# Ellington Field actions last weekend! F-18 Hornets and Talons!!



## davechng (May 23, 2016)

Caught some great Actions over the weekend here in Ellington Field TX.

VMFA_251 F-18 and over 20 T-38 trainers!

Click here for detail report and more pictures
http://airwingspotter.com/hornets-and-t38-in-ellington-field-5-21-2016/

Have been a while since we get that kind of actions over the weekends!


----------



## Click (May 23, 2016)

Thanks for sharing your pictures. Very nice series. I especially like the 3rd picture.


----------



## wsmith96 (May 23, 2016)

Nice shots Dave!


----------



## awinphoto (May 23, 2016)

Are you in the military or do you have a great view off of base? I'm about an hour away from NAS Fallon, AKA Top Gun, but i'm sure i'd be escorted out of the vicinity, probably in handcuffs, since i'm not military.


----------



## tcmatthews (May 24, 2016)

awinphoto said:


> Are you in the military or do you have a great view off of base? I'm about an hour away from NAS Fallon, AKA Top Gun, but i'm sure i'd be escorted out of the vicinity, probably in handcuffs, since i'm not military.



Ellington Field is not a currently active air force base.

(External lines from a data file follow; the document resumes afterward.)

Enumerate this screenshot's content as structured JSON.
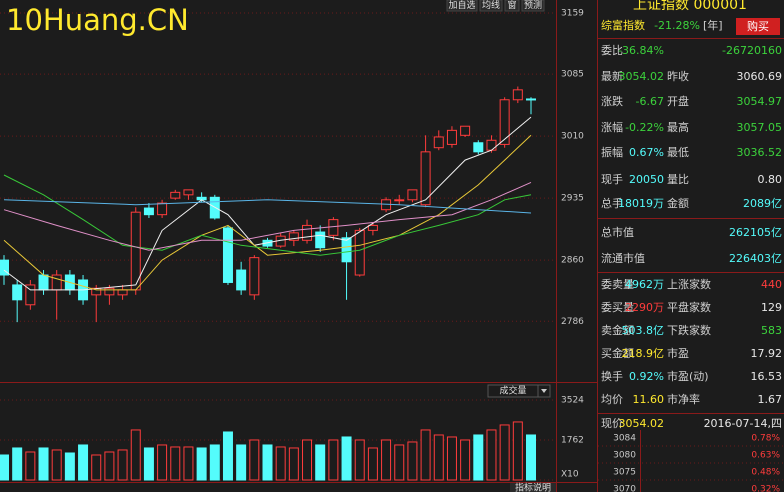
{
  "watermark": "10Huang.CN",
  "toolbar": [
    "加自选",
    "均线",
    "窗",
    "预测"
  ],
  "chart_data": [
    {
      "type": "candlestick",
      "ylim": [
        2715,
        3165
      ],
      "yticks": [
        3159,
        3085,
        3010,
        2935,
        2860,
        2786
      ],
      "grid": true,
      "up_color": "#ff3c3c",
      "down_color": "#54fcfc",
      "open": [
        2860,
        2830,
        2806,
        2842,
        2824,
        2842,
        2836,
        2818,
        2818,
        2818,
        2824,
        2923,
        2915,
        2935,
        2939,
        2936,
        2936,
        2899,
        2848,
        2818,
        2884,
        2877,
        2884,
        2884,
        2894,
        2890,
        2887,
        2842,
        2896,
        2921,
        2933,
        2933,
        2927,
        2996,
        3000,
        3011,
        3002,
        2993,
        3000,
        3054,
        3054.97
      ],
      "high": [
        2866,
        2836,
        2836,
        2848,
        2848,
        2848,
        2842,
        2830,
        2830,
        2830,
        2924,
        2929,
        2933,
        2945,
        2945,
        2942,
        2939,
        2902,
        2858,
        2866,
        2887,
        2893,
        2896,
        2909,
        2902,
        2912,
        2894,
        2899,
        2905,
        2936,
        2939,
        2945,
        3011,
        3017,
        3022,
        3022,
        3005,
        3011,
        3057,
        3070,
        3057.05
      ],
      "low": [
        2830,
        2785,
        2800,
        2818,
        2788,
        2818,
        2806,
        2785,
        2806,
        2812,
        2818,
        2911,
        2911,
        2933,
        2933,
        2930,
        2909,
        2830,
        2818,
        2812,
        2875,
        2875,
        2877,
        2880,
        2870,
        2884,
        2812,
        2840,
        2890,
        2918,
        2927,
        2930,
        2924,
        2993,
        2996,
        3009,
        2988,
        2990,
        2996,
        3050,
        3036.52
      ],
      "close": [
        2842,
        2812,
        2830,
        2824,
        2842,
        2824,
        2812,
        2826,
        2826,
        2824,
        2918,
        2915,
        2929,
        2942,
        2945,
        2933,
        2911,
        2833,
        2824,
        2863,
        2877,
        2889,
        2893,
        2902,
        2875,
        2909,
        2858,
        2896,
        2902,
        2933,
        2933,
        2945,
        2991,
        3009,
        3017,
        3022,
        2991,
        3005,
        3054,
        3066,
        3054.02
      ],
      "series": [
        {
          "color": "#f0f0f0",
          "x": [
            0,
            2,
            6,
            10,
            12,
            15,
            17,
            19,
            21,
            24,
            26,
            29,
            32,
            35,
            37,
            40
          ],
          "values": [
            2848,
            2824,
            2824,
            2830,
            2896,
            2933,
            2915,
            2878,
            2884,
            2890,
            2884,
            2915,
            2933,
            2981,
            2993,
            3033
          ]
        },
        {
          "color": "#e8c838",
          "x": [
            0,
            3,
            7,
            10,
            12,
            15,
            17,
            20,
            24,
            27,
            30,
            33,
            36,
            38,
            40
          ],
          "values": [
            2884,
            2842,
            2824,
            2824,
            2860,
            2890,
            2902,
            2866,
            2872,
            2878,
            2890,
            2915,
            2951,
            2981,
            3011
          ]
        },
        {
          "color": "#38c838",
          "x": [
            0,
            3,
            6,
            9,
            12,
            15,
            18,
            21,
            24,
            27,
            30,
            33,
            36,
            38,
            40
          ],
          "values": [
            2963,
            2939,
            2909,
            2878,
            2872,
            2890,
            2878,
            2872,
            2866,
            2872,
            2890,
            2902,
            2915,
            2933,
            2939
          ]
        },
        {
          "color": "#e090c8",
          "x": [
            0,
            4,
            8,
            11,
            15,
            18,
            22,
            26,
            30,
            34,
            37,
            40
          ],
          "values": [
            2921,
            2902,
            2884,
            2872,
            2884,
            2884,
            2896,
            2902,
            2909,
            2915,
            2933,
            2954
          ]
        },
        {
          "color": "#5ab4e6",
          "x": [
            0,
            10,
            20,
            30,
            40
          ],
          "values": [
            2933,
            2927,
            2933,
            2927,
            2917
          ]
        }
      ]
    },
    {
      "type": "bar",
      "title": "成交量",
      "ylim": [
        0,
        4050
      ],
      "yticks": [
        3524,
        1762,
        {
          "value": 0,
          "label": "X10"
        }
      ],
      "grid": true,
      "values": [
        1101,
        1410,
        1233,
        1410,
        1322,
        1189,
        1542,
        1101,
        1233,
        1322,
        2203,
        1410,
        1542,
        1454,
        1454,
        1410,
        1542,
        2114,
        1542,
        1762,
        1542,
        1454,
        1410,
        1762,
        1542,
        1762,
        1894,
        1762,
        1410,
        1762,
        1542,
        1674,
        2203,
        1982,
        1894,
        1762,
        1982,
        2203,
        2423,
        2555,
        1982
      ],
      "footer": "指标说明"
    }
  ],
  "quote": {
    "title": "上证指数 000001",
    "header": [
      "综富指数",
      "-21.28%",
      "[年]"
    ],
    "buy_button": "购买",
    "rows": [
      [
        "委比",
        "-36.84%",
        "-26720160"
      ],
      [
        "最新",
        "3054.02",
        "昨收",
        "3060.69"
      ],
      [
        "涨跌",
        "-6.67",
        "开盘",
        "3054.97"
      ],
      [
        "涨幅",
        "-0.22%",
        "最高",
        "3057.05"
      ],
      [
        "振幅",
        "0.67%",
        "最低",
        "3036.52"
      ],
      [
        "现手",
        "20050",
        "量比",
        "0.80"
      ],
      [
        "总手",
        "18019万",
        "金额",
        "2089亿"
      ],
      [
        "总市值",
        "262105亿"
      ],
      [
        "流通市值",
        "226403亿"
      ],
      [
        "委卖量",
        "4962万",
        "上涨家数",
        "440"
      ],
      [
        "委买量",
        "2290万",
        "平盘家数",
        "129"
      ],
      [
        "卖金额",
        "503.8亿",
        "下跌家数",
        "583"
      ],
      [
        "买金额",
        "218.9亿",
        "市盈",
        "17.92"
      ],
      [
        "换手",
        "0.92%",
        "市盈(动)",
        "16.53"
      ],
      [
        "均价",
        "11.60",
        "市净率",
        "1.67"
      ],
      [
        "现价",
        "3054.02",
        "2016-07-14,四"
      ]
    ],
    "depth": [
      [
        "3084",
        "0.78%"
      ],
      [
        "3080",
        "0.63%"
      ],
      [
        "3075",
        "0.48%"
      ],
      [
        "3070",
        "0.32%"
      ]
    ]
  }
}
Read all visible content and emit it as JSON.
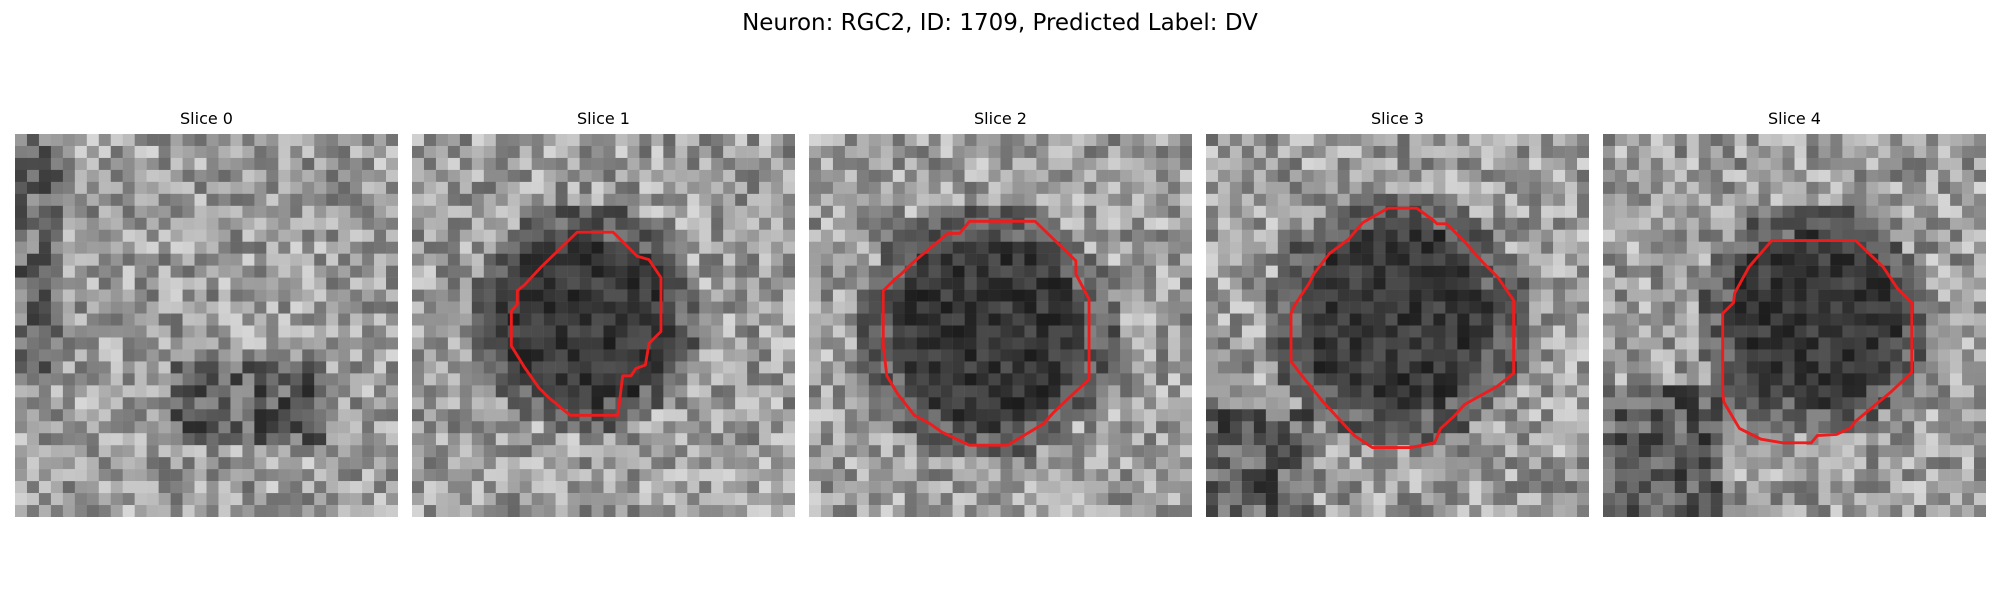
{
  "figure": {
    "title": "Neuron: RGC2, ID: 1709, Predicted Label: DV"
  },
  "panels": [
    {
      "label": "Slice 0",
      "has_contour": false
    },
    {
      "label": "Slice 1",
      "has_contour": true
    },
    {
      "label": "Slice 2",
      "has_contour": true
    },
    {
      "label": "Slice 3",
      "has_contour": true
    },
    {
      "label": "Slice 4",
      "has_contour": true
    }
  ],
  "colors": {
    "contour": "#ee1c1c",
    "background": "#ffffff"
  }
}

It is more of a mixed use airport used by the military, commercial, NASA and general aviation. It may even end up a commercial spaceport if the Dream Chaser pans out.


----------



## davechng (May 24, 2016)

This is all shot off base! 

As for Fallon! it will be easier to get with the Public relation of the base since spotting outside FAllon is not advisable! although I have done it before!

DaveC


----------